Artificial Intelligence Is the Next Great Tool for the Study of Torah https://mosaicmagazine.com/picks/religion-holidays/2023/03/artificial-intelligence-is-the-next-great-tool-for-the-study-of-torah/

March 20, 2023 | Moshe Koppel
About the author: Moshe Koppel is a member of the department of computer science at Bar-Ilan University and chairman of the Kohelet Policy Forum in Jerusalem. His book, Judaism Straight Up: Why Real Religion Endures, was published by Maggid Books.

In 1992, a group of researchers at Jerusalem’s Bar Ilan University published a CD-ROM containing a vast corpus of rabbinic literature, allowing scholars and students to search for words and phrases in ways far beyond what could be done with sheer memorization. A new generation of technology is now emerging that, using machine learning, can allow users to do far more with works of Jewish jurisprudence. In conversation with David Bashevkin, the computer scientist and legal scholar Moshe Koppel explains the implications of these new advances. He begins by talking about an existing program call Dicta Maivin, which can make obscure texts less so:

Using our own version of OCR (optical character recognition), specifically adapted to the fonts typical of rabbinic works, Dicta Maivin will convert [a photograph of any segment of a rabbinic text] into digital form. We have the capability of taking a photo of a rabbinic text printed in the 19th century in cramped, difficult-to-read Rashi script, [a font used for printing commentaries], and converting it into text that is legible and easier to understand. Dicta can also insert nikud (vowelization) into a text; it’s hard for some people to read a [Hebrew work] that doesn’t have [these vowel markings], since many words are ambiguous.

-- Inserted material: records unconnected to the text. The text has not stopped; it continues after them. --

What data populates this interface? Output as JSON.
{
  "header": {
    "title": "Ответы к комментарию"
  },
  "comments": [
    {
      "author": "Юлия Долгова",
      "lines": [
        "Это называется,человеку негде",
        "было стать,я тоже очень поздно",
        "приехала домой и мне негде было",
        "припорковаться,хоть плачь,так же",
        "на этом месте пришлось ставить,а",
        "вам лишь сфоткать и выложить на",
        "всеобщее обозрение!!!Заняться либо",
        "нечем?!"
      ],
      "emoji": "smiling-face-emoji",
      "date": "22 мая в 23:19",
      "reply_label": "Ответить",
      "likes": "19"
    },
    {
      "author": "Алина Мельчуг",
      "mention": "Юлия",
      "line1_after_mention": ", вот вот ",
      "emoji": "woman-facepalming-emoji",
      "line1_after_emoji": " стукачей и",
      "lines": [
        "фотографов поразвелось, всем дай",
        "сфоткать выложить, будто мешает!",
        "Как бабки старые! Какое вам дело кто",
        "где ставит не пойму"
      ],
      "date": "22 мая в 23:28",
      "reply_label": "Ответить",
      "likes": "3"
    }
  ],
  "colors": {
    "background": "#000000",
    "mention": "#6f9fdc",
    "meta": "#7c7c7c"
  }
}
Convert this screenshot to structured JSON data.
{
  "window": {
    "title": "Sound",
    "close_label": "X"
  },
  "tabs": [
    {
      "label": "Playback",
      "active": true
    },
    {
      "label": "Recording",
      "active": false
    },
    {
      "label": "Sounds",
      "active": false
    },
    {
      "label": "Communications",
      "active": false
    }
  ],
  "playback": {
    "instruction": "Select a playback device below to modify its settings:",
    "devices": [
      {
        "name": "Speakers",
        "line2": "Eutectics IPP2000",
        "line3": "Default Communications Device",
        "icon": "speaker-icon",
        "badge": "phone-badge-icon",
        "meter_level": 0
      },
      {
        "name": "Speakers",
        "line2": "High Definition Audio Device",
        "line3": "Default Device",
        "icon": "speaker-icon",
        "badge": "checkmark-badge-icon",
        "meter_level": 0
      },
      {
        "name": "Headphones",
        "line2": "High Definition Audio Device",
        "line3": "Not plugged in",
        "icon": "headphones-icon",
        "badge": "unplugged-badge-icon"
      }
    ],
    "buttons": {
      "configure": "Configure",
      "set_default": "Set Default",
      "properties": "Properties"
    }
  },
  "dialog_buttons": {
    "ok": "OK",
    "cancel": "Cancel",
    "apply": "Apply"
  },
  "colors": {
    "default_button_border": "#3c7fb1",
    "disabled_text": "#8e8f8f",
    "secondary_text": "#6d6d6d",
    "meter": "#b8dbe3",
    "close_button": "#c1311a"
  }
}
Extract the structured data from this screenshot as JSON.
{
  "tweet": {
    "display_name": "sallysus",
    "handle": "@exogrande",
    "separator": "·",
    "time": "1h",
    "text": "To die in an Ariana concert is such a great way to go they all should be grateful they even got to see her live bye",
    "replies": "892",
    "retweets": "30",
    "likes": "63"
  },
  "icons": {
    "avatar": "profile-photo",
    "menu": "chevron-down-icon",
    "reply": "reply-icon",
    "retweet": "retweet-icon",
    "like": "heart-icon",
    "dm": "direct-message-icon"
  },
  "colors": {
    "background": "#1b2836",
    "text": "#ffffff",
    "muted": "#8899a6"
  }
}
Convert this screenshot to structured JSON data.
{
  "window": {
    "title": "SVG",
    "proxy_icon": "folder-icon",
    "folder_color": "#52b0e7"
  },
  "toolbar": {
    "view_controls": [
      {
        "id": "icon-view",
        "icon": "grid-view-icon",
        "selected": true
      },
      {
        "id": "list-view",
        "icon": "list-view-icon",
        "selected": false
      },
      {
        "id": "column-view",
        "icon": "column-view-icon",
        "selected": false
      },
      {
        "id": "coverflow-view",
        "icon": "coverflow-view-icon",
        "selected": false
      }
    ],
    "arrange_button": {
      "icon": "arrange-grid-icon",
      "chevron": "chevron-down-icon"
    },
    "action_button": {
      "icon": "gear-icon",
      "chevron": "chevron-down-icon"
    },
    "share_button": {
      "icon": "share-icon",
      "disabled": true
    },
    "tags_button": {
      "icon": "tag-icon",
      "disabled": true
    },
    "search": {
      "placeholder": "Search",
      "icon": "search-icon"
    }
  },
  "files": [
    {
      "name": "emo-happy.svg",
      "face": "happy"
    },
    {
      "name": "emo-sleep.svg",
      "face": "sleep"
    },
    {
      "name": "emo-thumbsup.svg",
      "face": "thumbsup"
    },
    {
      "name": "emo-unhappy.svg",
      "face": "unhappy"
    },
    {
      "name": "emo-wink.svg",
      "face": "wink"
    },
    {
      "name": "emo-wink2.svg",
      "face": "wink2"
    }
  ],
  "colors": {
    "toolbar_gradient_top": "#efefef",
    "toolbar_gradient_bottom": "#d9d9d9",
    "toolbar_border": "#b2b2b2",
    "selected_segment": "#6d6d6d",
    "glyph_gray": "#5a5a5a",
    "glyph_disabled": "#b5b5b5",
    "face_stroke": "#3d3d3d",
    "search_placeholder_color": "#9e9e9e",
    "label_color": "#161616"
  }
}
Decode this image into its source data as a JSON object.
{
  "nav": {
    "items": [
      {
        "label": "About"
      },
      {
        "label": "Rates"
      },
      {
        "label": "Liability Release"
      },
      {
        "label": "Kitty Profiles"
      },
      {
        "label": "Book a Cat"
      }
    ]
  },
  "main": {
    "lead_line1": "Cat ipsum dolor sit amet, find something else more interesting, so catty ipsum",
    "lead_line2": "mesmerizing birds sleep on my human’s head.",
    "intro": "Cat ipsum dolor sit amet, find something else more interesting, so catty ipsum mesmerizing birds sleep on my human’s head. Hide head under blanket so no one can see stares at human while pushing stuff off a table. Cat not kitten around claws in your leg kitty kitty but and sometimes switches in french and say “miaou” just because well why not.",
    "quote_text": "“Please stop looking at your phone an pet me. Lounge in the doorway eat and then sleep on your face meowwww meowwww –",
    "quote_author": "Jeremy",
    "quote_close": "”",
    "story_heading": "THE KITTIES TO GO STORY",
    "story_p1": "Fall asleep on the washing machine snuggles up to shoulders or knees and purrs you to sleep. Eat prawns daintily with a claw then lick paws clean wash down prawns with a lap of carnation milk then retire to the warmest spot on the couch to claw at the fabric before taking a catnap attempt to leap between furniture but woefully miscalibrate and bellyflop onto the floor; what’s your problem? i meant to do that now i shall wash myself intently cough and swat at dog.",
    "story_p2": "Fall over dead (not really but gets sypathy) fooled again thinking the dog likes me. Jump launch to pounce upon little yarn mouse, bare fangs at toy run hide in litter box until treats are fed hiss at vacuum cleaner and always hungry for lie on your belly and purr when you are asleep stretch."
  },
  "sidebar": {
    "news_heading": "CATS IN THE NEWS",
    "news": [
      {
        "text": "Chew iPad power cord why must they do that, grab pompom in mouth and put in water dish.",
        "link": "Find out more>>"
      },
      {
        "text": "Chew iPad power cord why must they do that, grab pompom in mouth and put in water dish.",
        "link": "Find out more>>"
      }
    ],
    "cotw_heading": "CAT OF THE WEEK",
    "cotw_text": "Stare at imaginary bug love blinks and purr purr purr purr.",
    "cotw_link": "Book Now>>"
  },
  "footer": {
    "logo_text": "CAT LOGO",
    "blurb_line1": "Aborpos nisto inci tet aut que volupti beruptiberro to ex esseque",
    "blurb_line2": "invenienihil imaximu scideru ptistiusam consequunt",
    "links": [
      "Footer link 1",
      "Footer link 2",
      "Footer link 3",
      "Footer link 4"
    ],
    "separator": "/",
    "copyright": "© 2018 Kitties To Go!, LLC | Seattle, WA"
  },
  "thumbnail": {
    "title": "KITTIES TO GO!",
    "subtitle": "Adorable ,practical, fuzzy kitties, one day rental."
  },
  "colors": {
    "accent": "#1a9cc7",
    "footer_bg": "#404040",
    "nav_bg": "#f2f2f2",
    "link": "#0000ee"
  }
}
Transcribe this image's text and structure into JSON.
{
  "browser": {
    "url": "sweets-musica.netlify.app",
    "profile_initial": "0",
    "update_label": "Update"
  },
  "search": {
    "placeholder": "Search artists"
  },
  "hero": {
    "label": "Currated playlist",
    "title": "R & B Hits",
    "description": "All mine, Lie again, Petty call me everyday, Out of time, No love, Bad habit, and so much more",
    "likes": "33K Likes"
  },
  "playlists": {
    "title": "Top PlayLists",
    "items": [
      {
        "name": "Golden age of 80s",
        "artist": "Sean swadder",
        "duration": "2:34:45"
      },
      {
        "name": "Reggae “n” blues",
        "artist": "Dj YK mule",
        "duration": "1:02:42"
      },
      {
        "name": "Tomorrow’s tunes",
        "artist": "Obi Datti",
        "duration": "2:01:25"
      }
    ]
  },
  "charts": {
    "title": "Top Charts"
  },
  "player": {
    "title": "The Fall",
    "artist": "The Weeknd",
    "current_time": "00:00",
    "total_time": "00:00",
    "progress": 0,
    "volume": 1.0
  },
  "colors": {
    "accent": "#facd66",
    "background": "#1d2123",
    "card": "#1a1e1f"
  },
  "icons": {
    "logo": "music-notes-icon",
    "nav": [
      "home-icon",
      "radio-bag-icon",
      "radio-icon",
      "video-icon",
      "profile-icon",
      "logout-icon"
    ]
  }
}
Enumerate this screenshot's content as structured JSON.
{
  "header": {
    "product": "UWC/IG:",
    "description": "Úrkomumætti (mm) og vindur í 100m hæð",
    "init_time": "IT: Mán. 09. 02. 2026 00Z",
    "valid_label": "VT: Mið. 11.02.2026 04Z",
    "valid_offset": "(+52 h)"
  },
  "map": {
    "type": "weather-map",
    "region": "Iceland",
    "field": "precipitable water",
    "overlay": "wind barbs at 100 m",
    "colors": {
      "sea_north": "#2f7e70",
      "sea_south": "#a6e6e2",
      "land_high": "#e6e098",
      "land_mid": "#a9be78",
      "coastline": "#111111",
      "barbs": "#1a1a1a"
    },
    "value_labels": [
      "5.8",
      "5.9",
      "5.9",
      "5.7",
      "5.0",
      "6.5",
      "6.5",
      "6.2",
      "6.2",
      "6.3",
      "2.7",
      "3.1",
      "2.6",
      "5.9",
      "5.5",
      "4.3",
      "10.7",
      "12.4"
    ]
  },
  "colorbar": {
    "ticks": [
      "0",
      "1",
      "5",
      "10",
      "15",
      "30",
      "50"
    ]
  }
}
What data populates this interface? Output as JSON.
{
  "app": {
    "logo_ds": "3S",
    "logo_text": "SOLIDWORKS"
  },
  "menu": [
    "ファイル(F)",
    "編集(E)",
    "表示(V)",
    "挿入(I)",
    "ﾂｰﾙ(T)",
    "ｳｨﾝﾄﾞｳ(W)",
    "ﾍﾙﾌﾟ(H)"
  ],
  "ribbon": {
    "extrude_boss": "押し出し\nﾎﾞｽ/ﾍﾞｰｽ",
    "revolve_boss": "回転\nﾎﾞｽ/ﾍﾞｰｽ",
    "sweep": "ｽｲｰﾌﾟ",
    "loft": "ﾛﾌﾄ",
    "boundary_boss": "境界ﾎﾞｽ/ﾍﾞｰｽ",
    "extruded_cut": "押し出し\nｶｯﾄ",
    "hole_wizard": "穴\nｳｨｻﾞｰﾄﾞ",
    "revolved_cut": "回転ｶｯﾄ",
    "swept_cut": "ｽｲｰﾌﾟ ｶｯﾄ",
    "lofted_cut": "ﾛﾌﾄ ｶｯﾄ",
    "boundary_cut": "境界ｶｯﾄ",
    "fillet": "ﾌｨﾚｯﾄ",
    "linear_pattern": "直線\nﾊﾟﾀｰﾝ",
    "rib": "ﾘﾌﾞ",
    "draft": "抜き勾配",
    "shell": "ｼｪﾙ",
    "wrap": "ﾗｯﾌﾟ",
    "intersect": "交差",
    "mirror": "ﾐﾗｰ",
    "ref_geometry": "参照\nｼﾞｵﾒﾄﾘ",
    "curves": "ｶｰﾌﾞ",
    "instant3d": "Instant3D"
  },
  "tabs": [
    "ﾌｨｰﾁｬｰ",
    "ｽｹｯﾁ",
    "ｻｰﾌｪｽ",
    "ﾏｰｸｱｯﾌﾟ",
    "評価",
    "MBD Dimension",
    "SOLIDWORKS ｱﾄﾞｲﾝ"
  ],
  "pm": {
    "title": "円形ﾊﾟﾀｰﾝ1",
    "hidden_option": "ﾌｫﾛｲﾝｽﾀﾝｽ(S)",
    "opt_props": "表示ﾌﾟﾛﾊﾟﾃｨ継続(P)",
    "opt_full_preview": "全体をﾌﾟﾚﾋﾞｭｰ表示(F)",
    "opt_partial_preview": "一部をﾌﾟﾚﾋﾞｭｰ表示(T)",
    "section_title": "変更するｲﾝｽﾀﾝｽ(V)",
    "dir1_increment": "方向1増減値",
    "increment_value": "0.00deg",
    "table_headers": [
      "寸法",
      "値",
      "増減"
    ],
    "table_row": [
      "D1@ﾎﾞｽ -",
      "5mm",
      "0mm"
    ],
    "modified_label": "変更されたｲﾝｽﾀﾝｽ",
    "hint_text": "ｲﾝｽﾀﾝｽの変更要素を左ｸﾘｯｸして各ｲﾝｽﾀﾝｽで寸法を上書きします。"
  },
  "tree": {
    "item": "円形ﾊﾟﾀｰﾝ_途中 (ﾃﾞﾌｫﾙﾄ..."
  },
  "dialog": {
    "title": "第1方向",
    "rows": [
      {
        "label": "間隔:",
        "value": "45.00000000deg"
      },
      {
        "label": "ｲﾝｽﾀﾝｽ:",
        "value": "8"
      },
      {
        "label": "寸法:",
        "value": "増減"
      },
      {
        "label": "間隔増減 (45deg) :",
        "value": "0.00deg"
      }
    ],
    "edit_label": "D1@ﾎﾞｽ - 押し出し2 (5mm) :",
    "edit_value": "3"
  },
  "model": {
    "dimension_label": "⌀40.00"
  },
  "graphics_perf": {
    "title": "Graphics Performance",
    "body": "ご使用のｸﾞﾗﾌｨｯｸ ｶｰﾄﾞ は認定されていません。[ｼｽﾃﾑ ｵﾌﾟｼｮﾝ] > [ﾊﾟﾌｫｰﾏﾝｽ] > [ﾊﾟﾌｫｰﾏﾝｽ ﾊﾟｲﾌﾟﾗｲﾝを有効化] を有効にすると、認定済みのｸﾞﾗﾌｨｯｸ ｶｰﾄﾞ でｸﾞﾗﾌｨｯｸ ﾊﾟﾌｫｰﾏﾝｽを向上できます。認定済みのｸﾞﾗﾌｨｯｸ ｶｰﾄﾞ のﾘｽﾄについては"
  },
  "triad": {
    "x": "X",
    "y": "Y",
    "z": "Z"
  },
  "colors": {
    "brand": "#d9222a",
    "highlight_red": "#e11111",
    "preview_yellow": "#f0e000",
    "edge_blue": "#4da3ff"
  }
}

Such technologies can also decipher the obscure and often ambiguous abbreviations that pepper rabbinic texts, as well as add punctuation—rendering these works more accessible to the novice. But, Koppel explains, they can also be a boon to the most advanced scholar:

The app basically recreates a scientific edition of rabbinic texts. At the swipe of an icon you can [decipher] abbreviations and see footnotes identifying sources and subsequent quotations of the text. For example, there are later commentators who quote Moses Naḥmanides. If I’m studying a line in Naḥmanides’ commentaries and I want to know every single latter authority who quoted this particular line, I can now easily access that information. You can also see the different ways the Naḥmanides has been quoted. . . . You can actually compare all the different versions with the differences highlighted. Notes and paraphrases of later sources can be systematically identified, and digitized manuscripts can be compared.